Antes de iniciarmos a retomada destas dez edições do SPMAV – Seminário de Pesquisa do Mestrado em Artes Visuais da Universidade Federal de Pelotas, é pertinente resgatarmos um pouco da história tanto do Seminário como do próprio Programa de Pós-graduação em Artes Visuais, ao qual o evento está vinculado. Atualmente, (sempre foi) o X SPMAV, realizado pelo Programa de Pós-Graduação em Artes Visuais, da Universidade Federal de Pelotas, insere-se em um curso de mestrado que foi reconhecido e recomendado pela CAPES desde 2010-11. O curso de mestrado se consolida entre os demais programas de pós-graduação do país, constituindo sua proposta a partir do estudo da produção e reflexão em arte. Na perspectiva de conceitos e experiências práticas que possibilitem situar e interpretar social e historicamente as tendências que configuram as diferentes concepções em artes visuais na contemporaneidade, e sobre os processos de formação nesta área, o programa tem contribuído para o debate em arte no cenário nacional, por meio da produção de suas alunas e seus alunos, egressos e docentes. Tendo em vista tais premissas conceituais e metodológicas e a importância de fazer-se presente para além da sua esfera discente e docente, em 2011, ainda na vigência de sua inaugural turma de alunos e alunas, o PPGAVI – UFPel, conseguiu realizar a primeira edição do Seminário de Pesquisa do Mestrado em Artes Visuais, o nosso SPMAV. Assim, é importante sublinhar que o Seminário de Pesquisa do Mestrado em Artes Visuais constitui parte do processo de consolidação e amadurecimento do curso de Mestrado em Artes Visuais da UFPel, configurando um evento de crescente referência para a região sul e que envolve a participação efetiva do seu corpo docente e discente.

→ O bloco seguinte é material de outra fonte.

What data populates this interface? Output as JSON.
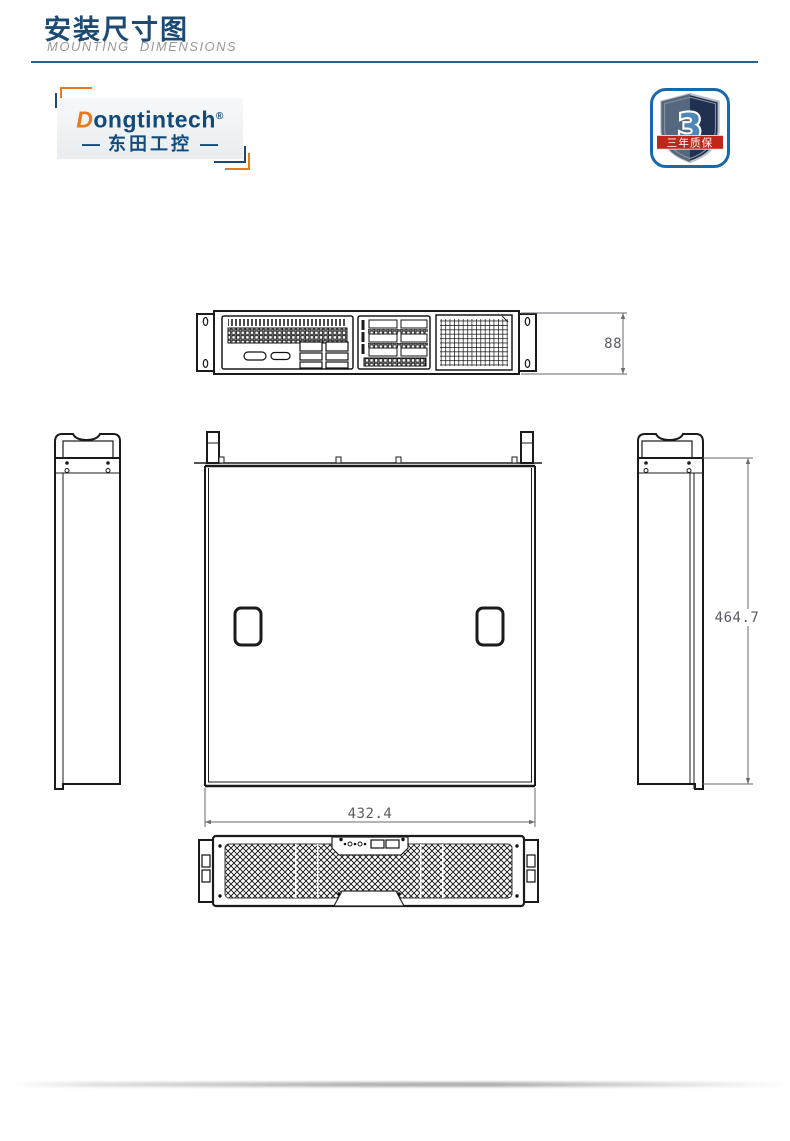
{
  "header": {
    "title": "安装尺寸图",
    "subtitle": "MOUNTING DIMENSIONS"
  },
  "logo": {
    "initial": "D",
    "rest": "ongtintech",
    "registered": "®",
    "dash_left": "—",
    "cn": "东田工控",
    "dash_right": "—"
  },
  "badge": {
    "number": "3",
    "label": "三年质保"
  },
  "dimensions": {
    "front_height": "88",
    "chassis_depth": "464.7",
    "chassis_width": "432.4"
  },
  "colors": {
    "title_navy": "#1d4a73",
    "divider_blue": "#27618f",
    "brand_navy": "#124a7b",
    "brand_orange": "#e87a1e",
    "badge_border_blue": "#1769a9",
    "ribbon_red": "#c0271c",
    "drawing_line": "#1b1b1b",
    "dimension_gray": "#5a5a62"
  }
}
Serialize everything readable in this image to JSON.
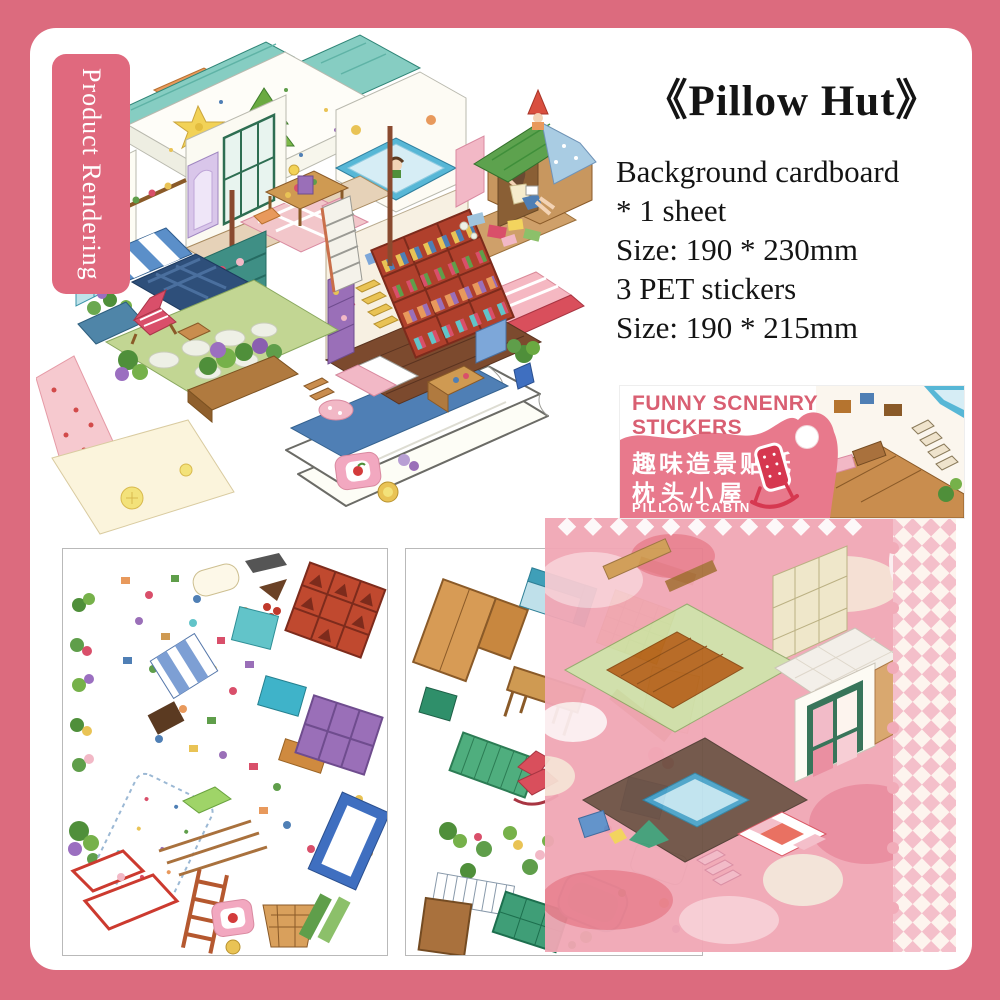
{
  "frame": {
    "border_color": "#dc6b7e",
    "panel_color": "#ffffff"
  },
  "ribbon": {
    "label": "Product Rendering",
    "bg": "#e0697e"
  },
  "product_info": {
    "title": "《Pillow Hut》",
    "lines": [
      "Background cardboard",
      "* 1 sheet",
      "Size: 190 * 230mm",
      "3 PET stickers",
      "Size: 190 * 215mm"
    ]
  },
  "package_label": {
    "brand_line1": "FUNNY SCNENRY",
    "brand_line2": "STICKERS",
    "chinese_title": "趣味造景贴纸",
    "chinese_subtitle": "枕头小屋",
    "english_subtitle": "PILLOW CABIN",
    "accent_color": "#d95f72",
    "blob_color": "#e8798c",
    "icons": [
      "rocking-chair-icon",
      "hang-hole"
    ]
  },
  "sheets": {
    "left_sheet": "pet-sticker-sheet-1",
    "middle_sheet": "pet-sticker-sheet-2",
    "background_sheet": "pink-background-cardboard"
  },
  "illustration": {
    "scene": "isometric-pillow-hut-dollhouse",
    "side_scene": "cardboard-hut-reading-girl"
  }
}
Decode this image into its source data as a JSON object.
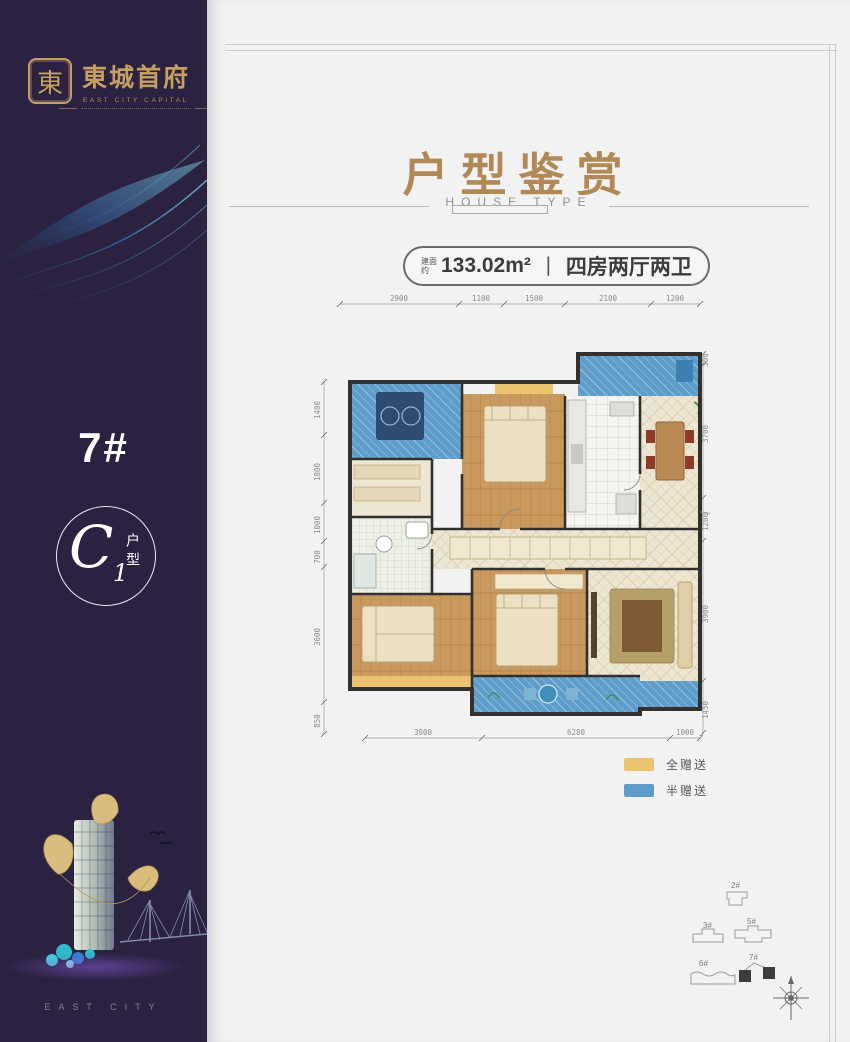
{
  "sidebar": {
    "logo": {
      "seal_char": "東",
      "brand": "東城首府",
      "brand_en": "EAST CITY CAPITAL"
    },
    "building_number": "7#",
    "unit": {
      "letter": "C",
      "number": "1",
      "suffix": "户型"
    },
    "footer_text": "EAST CITY"
  },
  "header": {
    "title": "户型鉴赏",
    "subtitle": "HOUSE TYPE"
  },
  "unit_info": {
    "area_prefix": "建面约",
    "area": "133.02m²",
    "separator": "丨",
    "layout": "四房两厅两卫"
  },
  "floorplan": {
    "dims_top": [
      "2900",
      "1100",
      "1500",
      "2100",
      "1200"
    ],
    "dims_left": [
      "1400",
      "1800",
      "1000",
      "700",
      "3600",
      "850"
    ],
    "dims_right": [
      "300",
      "3700",
      "1200",
      "3900",
      "1450"
    ],
    "dims_bottom": [
      "3900",
      "6280",
      "1000"
    ]
  },
  "legend": {
    "items": [
      {
        "label": "全赠送",
        "color": "#e9c36d"
      },
      {
        "label": "半赠送",
        "color": "#5e9dca"
      }
    ]
  },
  "siteplan": {
    "buildings": [
      {
        "label": "2#",
        "highlighted": false
      },
      {
        "label": "3#",
        "highlighted": false
      },
      {
        "label": "5#",
        "highlighted": false
      },
      {
        "label": "6#",
        "highlighted": false
      },
      {
        "label": "7#",
        "highlighted": true
      }
    ]
  },
  "colors": {
    "sidebar_bg": "#2a2240",
    "gold": "#c59e63",
    "title_gold": "#b08956",
    "content_bg": "#f2f2f3",
    "frame_line": "#c9c9ce",
    "text_dark": "#3c3c3c",
    "dim_text": "#8d8d8d",
    "full_gift": "#e9c36d",
    "half_gift": "#5e9dca",
    "wood": "#c9995d",
    "tile": "#ede6d2",
    "wall": "#33302d"
  }
}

Em um contexto de instabilidades, distanciamentos e aproximações, fez-se imprescindível pensar a potência da arte contemporânea, da educação e das tecnologias. Assim, as proposições de artistas, educadores e educadoras e pesquisadores e pesquisadoras reunidos e reunidas pelo SPMAV se configuraram enquanto força criativa e puderam ser compreendidas enquanto táticas para fundamentar os modos poéticos de se comunicar. Sendo a tática um movimento inerente da arte, atuando a partir da arbitrariedade da linguagem subvertendo as lógicas – sejam elas quais forem. E, em uma realidade brutal, o encontro para trocas entre pesquisadores e pesquisadoras surgiu como uma possibilidade de vigor, de ânimo, de resistência.

Dessa forma, o SPMAV visou ser um desvio dessa brutalidade e potencializador da diversidade na/pela arte, uma tática para aproximar saberes e singularidades e, a partir desses encontros, tentar agir sobre as durezas do cotidiano. O X comemora as dez edições e fomenta a memória e o cultivo do passado, elaborando um arquivo dos SPMAVS e um diálogo sobre os mesmos na mesa Estratégias de sobrevivência da pesquisa em arte no SPMAV evocando os distintos temas, os variados formados e momentos da partilha em movimentos e em congregação de discentes, docentes, pesquisadores artistas e ativistas.